Reviewed by Edith LaGraziana
The workings of the mind are mysterious and our memory isn’t always very reliable, especially about childhood. Some people recall their early years vividly and in great detail, while others seem to remember hardly anything. Moreover, the bits and pieces that have lasted in our minds for many years often turn out to be shockingly incomplete, blurred or even alienated past the recognition of others who were present too. Some memories are so painful that they are downright repressed: access denied until… This is the experience that an ageing novelist makes in So You Don't Get Lost in the Neighbourhood by Patrick Modiano, winner of the Nobel Prize in Literature 2014. When a man steps into his life to return his lost address book, he rouses the ghosts of childhood asking after a person whose long outdated number is in it.
Patrick Modiano was born in Boulogne-Billancourt, France, in July 1945. His mother being an actress often on tour, he passed his early years in the care of his maternal grandparents who brought him up speaking Flemsh. Soon after high school he turned to writing and published his first work, an article for the magazine Le Crapouillot, in 1966. The following year he made his debut as a novelist with La Place de l'Étoile which earned him national as well as international awards. A great number of novels followed, most notable among them Ring Roads (Les Boulevards de ceinture: 1972), Missing Person (Rue des Boutiques obscures: 1978), Dora Bruder (1997; also translated as The Search Warrant: Dora Bruder), Pedigree (Un pedigree: 2005), and In the Café of Lost Youth (Dans le café de la jeunesse perdue: 2007). In 2014 Patrick Modiano was awarded the Nobel Prize in Literature “for the art of memory with which he has evoked the most ungraspable human destinies and uncovered the life-world of the Occupation”. The author’s latest published work is So You Don't Get Lost in the Neighbourhood (Pour que tu ne te perdes pas dans le quartier: 2014). Patrick Modiano lives in Paris, France.
A phone call that the ageing novelist Jean Daragane receives in his apartment in Paris on an unusually hot afternoon in September opens the story of So You Don't Get Lost in the Neighbourhood. The man on the phone found the writer’s address book and offers to take it directly to him since he is nearby, but there’s something in the man’s voice that makes Daragane feel uncomfortable about him. Nonetheless he agrees to meet him in a café the next day. The obscure stranger in his forties arrives in the company of an enigmatic woman dressed all in black and introduces himself as Gilles Ottolini. After handing the address book to Daragane he asks him about a person whose name and phone number he found in it, a certain Guy Torstel. The name doesn’t ring a bell with the author, though. Only then Ottolini reveals that he is gathering information about an old affair from the local news in which Guy Torstel was somehow involved and about which he wants to write an article. Daragane can’t help him. Already the next morning Ottolini calls the author again, asks him to meet him after his return from a business trip and reminds him that he used the name Guy Torstel in his first novel. It’s no use. He doesn’t remember the man. Later the same day Daragane receives another phone call, this time from Ottolini’s friend who asks him to come to her apartment. She gives him the material that her friend compiled doing research for a book which he hopes Daragane will help him to write. Reading the file, Daragane is pushed back into his own childhood in the early 1950s and gradually he realises that something happened to him at the time that he needs to remember…
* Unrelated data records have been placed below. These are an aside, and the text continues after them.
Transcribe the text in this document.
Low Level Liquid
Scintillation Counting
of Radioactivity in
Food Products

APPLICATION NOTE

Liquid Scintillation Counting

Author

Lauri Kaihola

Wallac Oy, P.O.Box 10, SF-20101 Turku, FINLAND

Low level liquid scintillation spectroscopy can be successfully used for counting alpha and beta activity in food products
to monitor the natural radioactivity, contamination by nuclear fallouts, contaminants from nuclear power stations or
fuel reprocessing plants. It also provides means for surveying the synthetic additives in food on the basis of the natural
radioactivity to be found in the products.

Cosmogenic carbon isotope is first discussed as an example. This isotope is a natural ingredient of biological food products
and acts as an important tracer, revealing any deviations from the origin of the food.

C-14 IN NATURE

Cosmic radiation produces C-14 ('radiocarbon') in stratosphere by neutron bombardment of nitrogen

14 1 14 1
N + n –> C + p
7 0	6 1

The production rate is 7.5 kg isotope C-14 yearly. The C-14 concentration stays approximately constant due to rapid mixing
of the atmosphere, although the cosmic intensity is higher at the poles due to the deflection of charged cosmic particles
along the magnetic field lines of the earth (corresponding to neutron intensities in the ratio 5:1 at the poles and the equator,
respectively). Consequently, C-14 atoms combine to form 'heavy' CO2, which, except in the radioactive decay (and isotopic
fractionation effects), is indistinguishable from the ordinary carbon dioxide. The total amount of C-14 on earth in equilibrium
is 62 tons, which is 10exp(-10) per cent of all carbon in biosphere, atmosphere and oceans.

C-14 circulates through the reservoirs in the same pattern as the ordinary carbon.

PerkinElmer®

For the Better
In his third-person novella So You Don't Get Lost in the Neighbourhood the author uses his own tragic experience of having had a mother who was mostly absent and left him in the care of others to create an entirely credible protagonist who passed almost his whole life pushing away his past. When Gilles Ottoloni appears, Jean Daragane has reached a state of complete emotional detachment from everything – his childhood, his books, human relations, and life altogether. Like in reality something as unimportant as a long forgotten name in his address book suffices, though, to bring back the ghosts of his past and to urge him to investigate his own childhood almost as if it were that of a stranger. Through incoherent flashbacks, extracts from police files and the protagonist's own enquiries Patrick Modiano unveils gradually and with great skill the disturbing truth that made Daragane forget everything that was and without regret. However, retrieving his past doesn't make it any more real to him. I read the book in its original French version and found it easy to follow because the language is unpretentious, clear and precise. The slim volume is also a quick read. I enjoyed it immensely.
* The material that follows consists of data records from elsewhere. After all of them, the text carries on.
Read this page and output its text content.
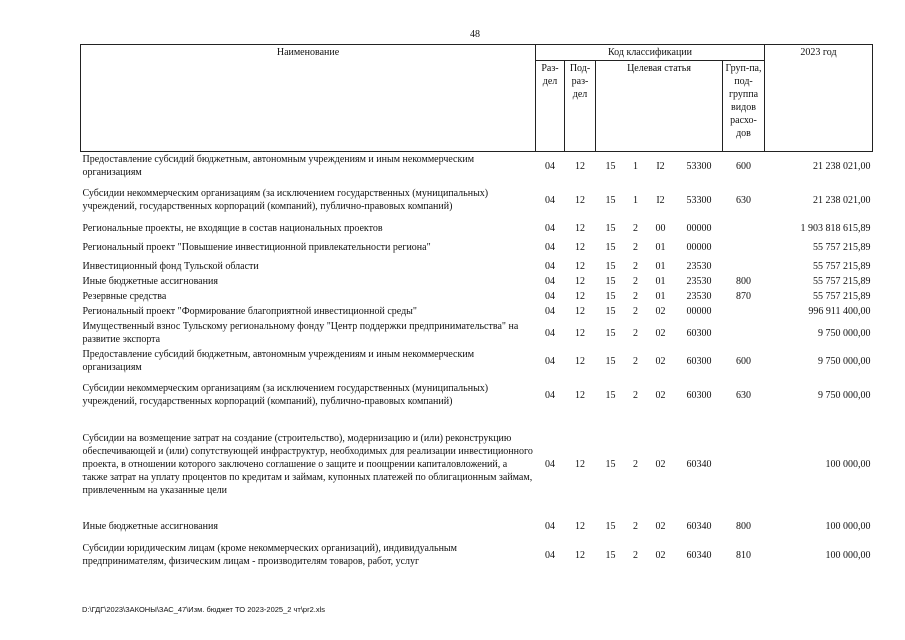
48
Наименование	Код классификации							2023 год
	Раз-дел	Под-раз-дел	Целевая статья				Груп-па, под-группа видов расхо-дов	
Предоставление субсидий бюджетным, автономным учреждениям и иным некоммерческим организациям	04	12	15	1	I2	53300	600	21 238 021,00
Субсидии некоммерческим организациям (за исключением государственных (муниципальных) учреждений, государственных корпораций (компаний), публично-правовых компаний)	04	12	15	1	I2	53300	630	21 238 021,00
Региональные проекты, не входящие в состав национальных проектов	04	12	15	2	00	00000		1 903 818 615,89
Региональный проект "Повышение инвестиционной привлекательности региона"	04	12	15	2	01	00000		55 757 215,89
Инвестиционный фонд Тульской области	04	12	15	2	01	23530		55 757 215,89
Иные бюджетные ассигнования	04	12	15	2	01	23530	800	55 757 215,89
Резервные средства	04	12	15	2	01	23530	870	55 757 215,89
Региональный проект "Формирование благоприятной инвестиционной среды"	04	12	15	2	02	00000		996 911 400,00
Имущественный взнос Тульскому региональному фонду "Центр поддержки предпринимательства" на развитие экспорта	04	12	15	2	02	60300		9 750 000,00
Предоставление субсидий бюджетным, автономным учреждениям и иным некоммерческим организациям	04	12	15	2	02	60300	600	9 750 000,00
Субсидии некоммерческим организациям (за исключением государственных (муниципальных) учреждений, государственных корпораций (компаний), публично-правовых компаний)	04	12	15	2	02	60300	630	9 750 000,00
Субсидии на возмещение затрат на создание (строительство), модернизацию и (или) реконструкцию обеспечивающей и (или) сопутствующей инфраструктур, необходимых для реализации инвестиционного проекта, в отношении которого заключено соглашение о защите и поощрении капиталовложений, а также затрат на уплату процентов по кредитам и займам, купонных платежей по облигационным займам, привлеченным на указанные цели	04	12	15	2	02	60340		100 000,00
Иные бюджетные ассигнования	04	12	15	2	02	60340	800	100 000,00
Субсидии юридическим лицам (кроме некоммерческих организаций), индивидуальным предпринимателям, физическим лицам - производителям товаров, работ, услуг	04	12	15	2	02	60340	810	100 000,00
D:\ГДГ\2023\ЗАКОНЫ\ЗАС_47\Изм. бюджет ТО 2023-2025_2 чт\pr2.xls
When I picked So You Don't Get Lost in the Neighbourhood by Patrick Modiano, I wasn't quite sure if I would like it because the works of Nobel Prize laureates aren't necessarily very accessible or at least good quality reads. Besides, I had never heard of the author before October 2014. Luckily, I didn't allow my doubts to keep me from reading one of his books! It was a good experience and I'm sure that this novella won't remain his only work in my library. And it goes without saying that I highly recommend this one for reading.